The childhood memory: the first kart ride
Leclerc didn’t stop at the adult tragedy. He also reached into his childhood—where the roots of his determination were already twisting through small lies.
He said that when he was only three and a half years old, he didn’t want to go to school, so he pretended to be sick. The twist? His father had to go to a karting track, run by the best friend of Hervé—Philippe Bianchi, father of Jules Bianchi—and he brought Leclerc along.
At the track, the “sick” act didn’t hold up. He wasn’t feeling unwell anymore. He got his first kart ride—initially tied to another kart by a rope—then kept going on his own until the fuel ran out.
That’s the origin story fans love because it’s simple, almost cinematic. But it also reveals something telling: Leclerc has always been driven by a sense of possibility, even when the situation demanded improvisation.
What this story reveals about family and a career
In F1, the loudest narratives are usually the ones about talent, strategy, and machinery. But Leclerc’s confession forces a different lens. Family isn’t just background noise—it’s the fuel tank.
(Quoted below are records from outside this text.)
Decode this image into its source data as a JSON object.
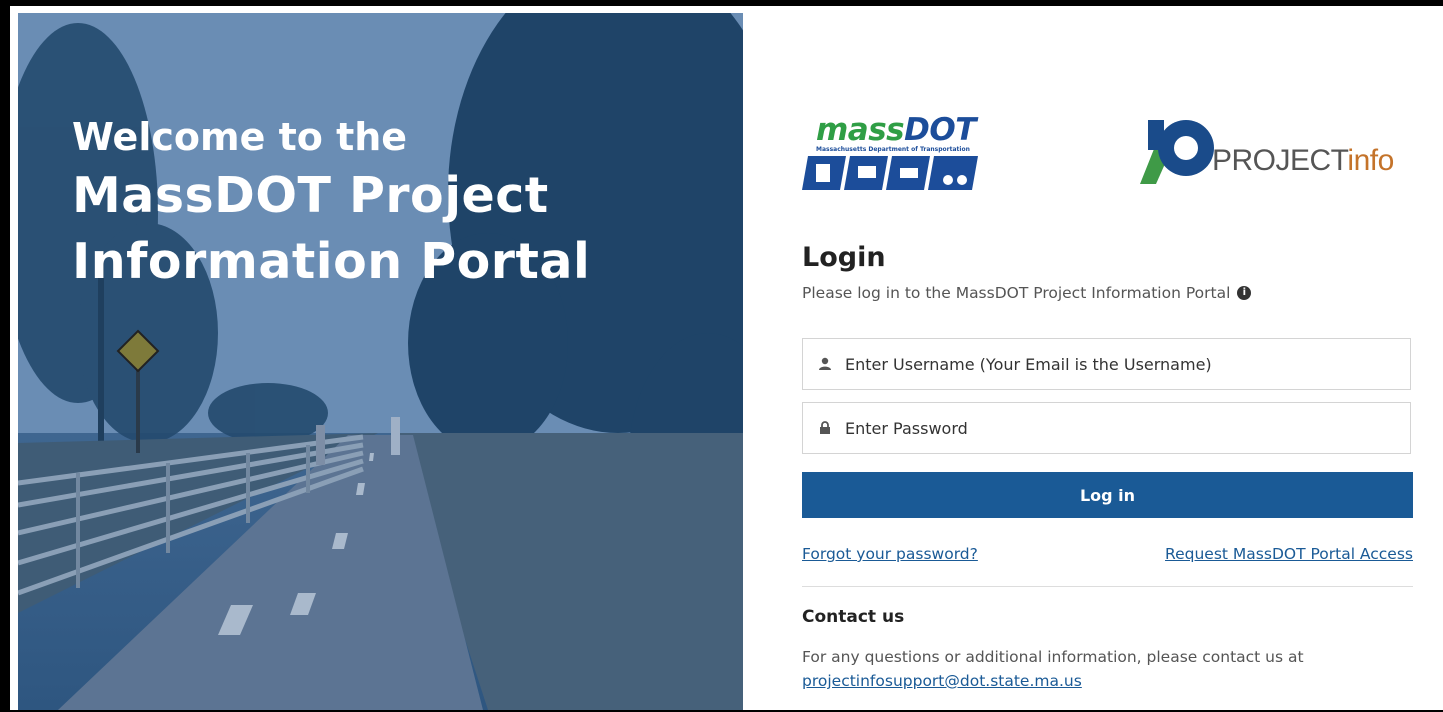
{
  "hero": {
    "line1": "Welcome to the",
    "line2": "MassDOT Project",
    "line3": "Information Portal"
  },
  "logos": {
    "massdot_word_a": "mass",
    "massdot_word_b": "DOT",
    "massdot_subtitle": "Massachusetts Department of Transportation",
    "projectinfo_a": "PROJECT",
    "projectinfo_b": "info"
  },
  "login": {
    "title": "Login",
    "subtitle": "Please log in to the MassDOT Project Information Portal",
    "username_placeholder": "Enter Username (Your Email is the Username)",
    "password_placeholder": "Enter Password",
    "button": "Log in",
    "forgot": "Forgot your password?",
    "request": "Request MassDOT Portal Access"
  },
  "contact": {
    "title": "Contact us",
    "text": "For any questions or additional information, please contact us at",
    "email": "projectinfosupport@dot.state.ma.us"
  },
  "colors": {
    "primary": "#1a5a96",
    "massdot_green": "#2f9e45",
    "massdot_blue": "#1c4d9a",
    "projectinfo_orange": "#c4732a"
  }
}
When your father is fighting illness, the sport becomes secondary for a moment. And when the sport returns, it returns with the weight of everything unsaid. That’s why luto no cockpit isn’t a gimmick here. It’s a reminder that behind every “hero lap” there’s a private battlefield.
So we ask ourselves: what does it mean to chase a dream when you’re also trying to protect someone from despair? Leclerc’s answer was imperfect, human, and incredibly brave.
O Veredito Jogo Hoje
Leclerc’s confession isn’t just emotional garnish—it’s the real storyline F1 rarely earns: grief turning into focus, and focus turning into results. The sport will always chase speed and spectacle, but this is what makes the journey feel earned. When he eventually delivered the acerto with Ferrari, it didn’t read like a marketing arc. It read like a promise kept with trembling hands—right where the cameras can’t see.
Perguntas Frequentes
O que Leclerc mentiu para o pai?
He told his father that he had signed with Ferrari, even though the deal had not been confirmed yet. Leclerc said he did it to comfort him during his final days.
Quando Hervé Leclerc morreu?
Hervé Leclerc died in June 2017.
Quando Charles Leclerc chegou à Ferrari?
Charles Leclerc arrived at Ferrari in 2019, after his estreia na Sauber in 2018.